Since, much of the knowledge and many of the skills required by the EMD are dispatch -specific, a curriculum for their training differs substantially from those used in the preparation of EMTs or paramedics. Training as an EMT or paramedic does not adequately prepare a person for the role of an EMD. Much of the required EMD curriculum cannot be found in standard EMS training curricula. It consists of content and emphasis which differ significantly from that used for the training of all other health professionals and public safety dispatchers. The unique teaching forum necessary to provide this essential training requires unprecedented cooperation between the diverse disciplines of telecommunications and prehospital and emergency medicine. Instructor requirements should include line dispatch experience as a trained EMD for the Primary Dispatch Instructor and a minimum of advanced life support training and experience for the Medical Dispatch Instructor who is responsible for teaching the core course materials, specifically the medical dispatch priorities. All instructors should have successfully completed a credible EMD course prior to assuming a teaching role. Essentially, training of EMDs is required for all dispatchers functioning in medical dispatch agencies, and contains significant content and competence which differs substantially from that standardly provided to EMTs and paramedics.
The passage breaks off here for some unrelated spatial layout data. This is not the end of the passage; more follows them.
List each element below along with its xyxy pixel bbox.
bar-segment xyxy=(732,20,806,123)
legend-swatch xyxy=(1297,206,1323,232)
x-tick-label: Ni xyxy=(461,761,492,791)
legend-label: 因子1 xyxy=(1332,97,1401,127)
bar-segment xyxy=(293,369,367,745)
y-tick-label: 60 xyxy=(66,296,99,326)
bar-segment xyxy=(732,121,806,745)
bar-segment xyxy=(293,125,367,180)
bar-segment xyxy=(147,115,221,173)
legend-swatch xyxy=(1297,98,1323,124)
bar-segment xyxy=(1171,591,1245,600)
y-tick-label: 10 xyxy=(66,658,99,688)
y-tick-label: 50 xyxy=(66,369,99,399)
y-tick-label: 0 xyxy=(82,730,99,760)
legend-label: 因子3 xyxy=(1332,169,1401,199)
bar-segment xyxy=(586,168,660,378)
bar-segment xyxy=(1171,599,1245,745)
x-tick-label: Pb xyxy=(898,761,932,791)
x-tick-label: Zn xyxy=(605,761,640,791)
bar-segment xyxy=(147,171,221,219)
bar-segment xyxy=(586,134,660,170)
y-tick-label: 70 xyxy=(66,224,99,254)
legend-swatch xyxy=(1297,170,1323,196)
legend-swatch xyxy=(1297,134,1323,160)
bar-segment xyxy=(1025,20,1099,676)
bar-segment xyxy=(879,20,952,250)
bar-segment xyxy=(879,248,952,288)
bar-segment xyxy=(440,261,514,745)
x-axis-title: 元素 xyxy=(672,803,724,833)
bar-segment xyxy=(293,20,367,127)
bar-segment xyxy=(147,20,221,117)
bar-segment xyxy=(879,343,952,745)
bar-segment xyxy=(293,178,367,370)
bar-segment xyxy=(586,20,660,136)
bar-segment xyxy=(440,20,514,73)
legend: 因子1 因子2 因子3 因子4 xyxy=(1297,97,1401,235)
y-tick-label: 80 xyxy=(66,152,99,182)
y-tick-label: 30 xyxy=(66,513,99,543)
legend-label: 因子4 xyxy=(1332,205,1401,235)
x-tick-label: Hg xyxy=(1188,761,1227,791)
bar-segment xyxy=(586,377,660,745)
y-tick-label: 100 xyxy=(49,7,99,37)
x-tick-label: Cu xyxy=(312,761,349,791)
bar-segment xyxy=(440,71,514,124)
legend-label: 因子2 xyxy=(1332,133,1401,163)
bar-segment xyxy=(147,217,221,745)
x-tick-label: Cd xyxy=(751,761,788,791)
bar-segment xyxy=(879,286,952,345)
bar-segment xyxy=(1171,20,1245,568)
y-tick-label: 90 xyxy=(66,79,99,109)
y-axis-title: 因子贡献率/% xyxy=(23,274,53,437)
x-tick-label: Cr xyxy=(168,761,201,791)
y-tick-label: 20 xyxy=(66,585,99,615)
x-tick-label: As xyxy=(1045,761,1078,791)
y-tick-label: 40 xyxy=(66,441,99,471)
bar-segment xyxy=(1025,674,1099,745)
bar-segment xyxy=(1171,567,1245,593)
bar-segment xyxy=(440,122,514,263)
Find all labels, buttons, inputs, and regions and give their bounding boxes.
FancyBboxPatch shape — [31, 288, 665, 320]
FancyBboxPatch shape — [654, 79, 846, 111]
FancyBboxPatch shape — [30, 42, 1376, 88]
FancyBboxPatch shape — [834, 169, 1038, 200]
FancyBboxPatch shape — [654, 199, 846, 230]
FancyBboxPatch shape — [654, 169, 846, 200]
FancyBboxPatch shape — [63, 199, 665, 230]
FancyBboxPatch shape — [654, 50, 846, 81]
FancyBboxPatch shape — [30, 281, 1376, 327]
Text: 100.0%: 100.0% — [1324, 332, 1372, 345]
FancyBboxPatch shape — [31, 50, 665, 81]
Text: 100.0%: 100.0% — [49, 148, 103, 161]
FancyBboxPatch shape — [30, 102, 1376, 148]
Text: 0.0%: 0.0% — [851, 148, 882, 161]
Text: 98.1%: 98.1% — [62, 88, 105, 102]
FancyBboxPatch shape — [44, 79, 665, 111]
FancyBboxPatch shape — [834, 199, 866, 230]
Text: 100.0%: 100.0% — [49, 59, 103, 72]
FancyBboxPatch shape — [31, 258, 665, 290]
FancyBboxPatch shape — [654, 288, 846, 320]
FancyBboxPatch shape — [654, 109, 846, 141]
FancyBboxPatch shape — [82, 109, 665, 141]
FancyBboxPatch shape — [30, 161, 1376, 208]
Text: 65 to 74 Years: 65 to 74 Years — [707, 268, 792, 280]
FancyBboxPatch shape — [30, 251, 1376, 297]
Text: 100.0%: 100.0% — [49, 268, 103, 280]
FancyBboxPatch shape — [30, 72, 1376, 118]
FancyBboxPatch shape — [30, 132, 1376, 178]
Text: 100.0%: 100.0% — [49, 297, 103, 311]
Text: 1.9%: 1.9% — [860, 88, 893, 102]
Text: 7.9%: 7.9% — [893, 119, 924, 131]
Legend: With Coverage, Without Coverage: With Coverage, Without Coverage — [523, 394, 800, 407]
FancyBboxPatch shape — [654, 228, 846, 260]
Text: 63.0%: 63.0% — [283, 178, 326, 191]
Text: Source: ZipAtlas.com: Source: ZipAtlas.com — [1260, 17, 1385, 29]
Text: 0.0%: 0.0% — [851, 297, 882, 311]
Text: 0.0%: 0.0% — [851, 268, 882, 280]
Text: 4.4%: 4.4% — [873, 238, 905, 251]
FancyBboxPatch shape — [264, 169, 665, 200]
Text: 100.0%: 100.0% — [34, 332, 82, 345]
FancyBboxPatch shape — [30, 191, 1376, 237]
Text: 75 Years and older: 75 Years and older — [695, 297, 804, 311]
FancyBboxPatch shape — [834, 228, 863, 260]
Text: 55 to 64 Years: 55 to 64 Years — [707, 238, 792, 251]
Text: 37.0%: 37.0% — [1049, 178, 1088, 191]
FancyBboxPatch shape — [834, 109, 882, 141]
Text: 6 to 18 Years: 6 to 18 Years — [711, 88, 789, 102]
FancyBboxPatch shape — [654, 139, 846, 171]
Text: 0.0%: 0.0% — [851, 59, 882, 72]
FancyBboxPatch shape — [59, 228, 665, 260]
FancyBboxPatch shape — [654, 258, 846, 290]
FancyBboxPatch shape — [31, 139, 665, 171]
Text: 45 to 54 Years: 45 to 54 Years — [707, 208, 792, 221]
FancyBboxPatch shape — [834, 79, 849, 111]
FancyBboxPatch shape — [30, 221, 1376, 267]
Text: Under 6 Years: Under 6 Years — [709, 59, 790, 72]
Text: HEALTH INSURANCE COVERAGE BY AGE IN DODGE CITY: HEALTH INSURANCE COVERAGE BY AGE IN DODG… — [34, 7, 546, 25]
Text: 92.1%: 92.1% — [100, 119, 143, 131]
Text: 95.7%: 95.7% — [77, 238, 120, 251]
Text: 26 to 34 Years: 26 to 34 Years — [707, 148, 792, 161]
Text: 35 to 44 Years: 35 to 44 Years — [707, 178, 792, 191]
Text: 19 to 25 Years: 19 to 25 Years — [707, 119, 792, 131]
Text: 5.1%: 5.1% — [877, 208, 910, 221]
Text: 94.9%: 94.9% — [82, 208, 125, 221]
Quality assurance, risk management, and medical direction and control are essential elements for the ongoing well-being of any EMS system. Routine medical reviews or the activities of EMDs and medical dispatch centers in general is vital to the health of all EMS systems. Dispatch review committees constitute one method of providing quality assurance for EMD activities and the medical aspects of the operation of a medical dispatch center. Such committees should be composed of prehospital EMS physicians and those responsible for the provision of medical control, dispatch supervision and management personnel, EMTs and/or paramedics, and EMDs. Each must be familiar with all aspects of EMS communications, specifically the medical dispatch process, and must be involved in an ongoing way with its function relative to medical issues, operations, and patient care.
Recognition of the important role of emergency medical dispatcher in the delivery of prehospital emergency medical services by responsible governmental agencies, and by the public in general, is important for the public health and protection. Without such recognition and action, it is unlikely that the training of these important professionals will be mandated. An ever-increasing number of states, regions, counties, and municipalities certify or at least require standard training of EMDs. This constitutes an essential prerequisite to the practice by EMDs. Minimum standards must be developed and promulgated for the training, certification, and or licensure of all public safety telecommunicators, specifically Emergency Medical Dispatchers.
In order to assure the professionalism of this key aspect of prehospital emergency medical care, EMS physicians should participate actively in the development, training, quality assurance, medical control and direction or EMDs and medical dispatch centers. The Emergency Medical Dispatcher provides an all-important professional link in the overall EMS chain of care and survival.